Reorientational angle distribution and diffusion coefficient for nodal and cylindrical surfaces

Abstract

We present a catalogue of diffusion coefficients and reorientational angle distribution (RAD) for various periodic surfaces, such as I-WP, F-RD, S, and S1 nodal surfaces; cylindrical structures like simple, undulated, and spiral cylinders, and a three-dimensional interconnected-rod structures. The results are obtained on the basis of a simulation algorithm for a diffusion on a surface given by the general equation φ(r)=0 [Hołyst et al., Phys Rev.
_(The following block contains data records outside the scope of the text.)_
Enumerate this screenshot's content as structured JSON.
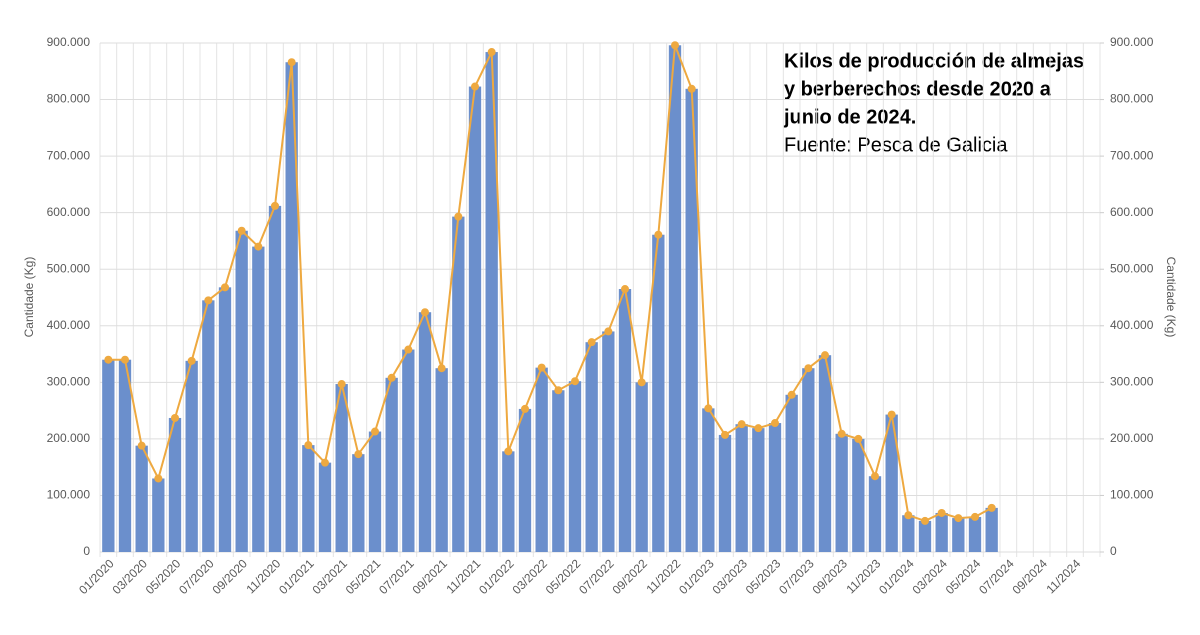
{
  "chart_data": {
    "type": "bar-line",
    "title": [
      "Kilos de producción de almejas",
      "y berberechos desde 2020 a",
      "junio de 2024."
    ],
    "subtitle": "Fuente: Pesca de Galicia",
    "y_label": "Cantidade (Kg)",
    "y2_label": "Cantidade (Kg)",
    "categories": [
      "01/2020",
      null,
      "03/2020",
      null,
      "05/2020",
      null,
      "07/2020",
      null,
      "09/2020",
      null,
      "11/2020",
      null,
      "01/2021",
      null,
      "03/2021",
      null,
      "05/2021",
      null,
      "07/2021",
      null,
      "09/2021",
      null,
      "11/2021",
      null,
      "01/2022",
      null,
      "03/2022",
      null,
      "05/2022",
      null,
      "07/2022",
      null,
      "09/2022",
      null,
      "11/2022",
      null,
      "01/2023",
      null,
      "03/2023",
      null,
      "05/2023",
      null,
      "07/2023",
      null,
      "09/2023",
      null,
      "11/2023",
      null,
      "01/2024",
      null,
      "03/2024",
      null,
      "05/2024",
      null,
      "07/2024",
      null,
      "09/2024",
      null,
      "11/2024",
      null
    ],
    "values": [
      340000,
      340000,
      188000,
      130000,
      237000,
      338000,
      445000,
      468000,
      568000,
      540000,
      612000,
      866000,
      189000,
      158000,
      297000,
      173000,
      213000,
      308000,
      358000,
      424000,
      325000,
      593000,
      823000,
      884000,
      178000,
      253000,
      326000,
      286000,
      302000,
      371000,
      390000,
      465000,
      300000,
      561000,
      896000,
      819000,
      254000,
      207000,
      226000,
      219000,
      228000,
      278000,
      325000,
      348000,
      209000,
      200000,
      134000,
      243000,
      65000,
      55000,
      69000,
      60000,
      62000,
      78000,
      null,
      null,
      null,
      null,
      null,
      null
    ],
    "color": "#6b8fcc",
    "line_color": "#eea940",
    "ylim": [
      0,
      900000
    ],
    "yticks": [
      0,
      {
        "value": 100000,
        "label": "100.000"
      },
      {
        "value": 200000,
        "label": "200.000"
      },
      {
        "value": 300000,
        "label": "300.000"
      },
      {
        "value": 400000,
        "label": "400.000"
      },
      {
        "value": 500000,
        "label": "500.000"
      },
      {
        "value": 600000,
        "label": "600.000"
      },
      {
        "value": 700000,
        "label": "700.000"
      },
      {
        "value": 800000,
        "label": "800.000"
      },
      {
        "value": 900000,
        "label": "900.000"
      }
    ],
    "y2lim": [
      0,
      900000
    ],
    "y2ticks": [
      0,
      {
        "value": 100000,
        "label": "100.000"
      },
      {
        "value": 200000,
        "label": "200.000"
      },
      {
        "value": 300000,
        "label": "300.000"
      },
      {
        "value": 400000,
        "label": "400.000"
      },
      {
        "value": 500000,
        "label": "500.000"
      },
      {
        "value": 600000,
        "label": "600.000"
      },
      {
        "value": 700000,
        "label": "700.000"
      },
      {
        "value": 800000,
        "label": "800.000"
      },
      {
        "value": 900000,
        "label": "900.000"
      }
    ],
    "grid": true
  }
}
E 60, 302 (1999)]. I-WP, S, and S1 surfaces have a spherelike RAD, while F-RD has a cubelike RAD. The average of the second Legendre polynomial with RAD function for all nodal surfaces, except the F-RD nodal surface, decays exponentially with time for short times. The decay time is related to the Euler characteristic and the area per unit cell of a surface. This analytical formula, first proposed by B. Halle, S. Ljunggren, and S. Lidin in J. Chem. Phys. 97, 1401 (1992), is checked here on nodal surfaces, and its range of validity is determined. RAD function approaches its stationary limit exponentially with time. We determine the time to reach stationary state for all surfaces. In the case of the value of the effective diffusion coefficient the mean curvature and a connectivity between parts of surfaces have the main influence on it. The surfaces with low mean curvature at every point of the surface are characterized by high-diffusion coefficient. However if a surface has globally low mean curvature with large regions of nonzero mean curvature (negative and positive) the effective diffusion coefficient is low, as for example, in the case of undulated cylinders. Increasing the connectivity, at fixed curvatures, increases the diffusion coefficient.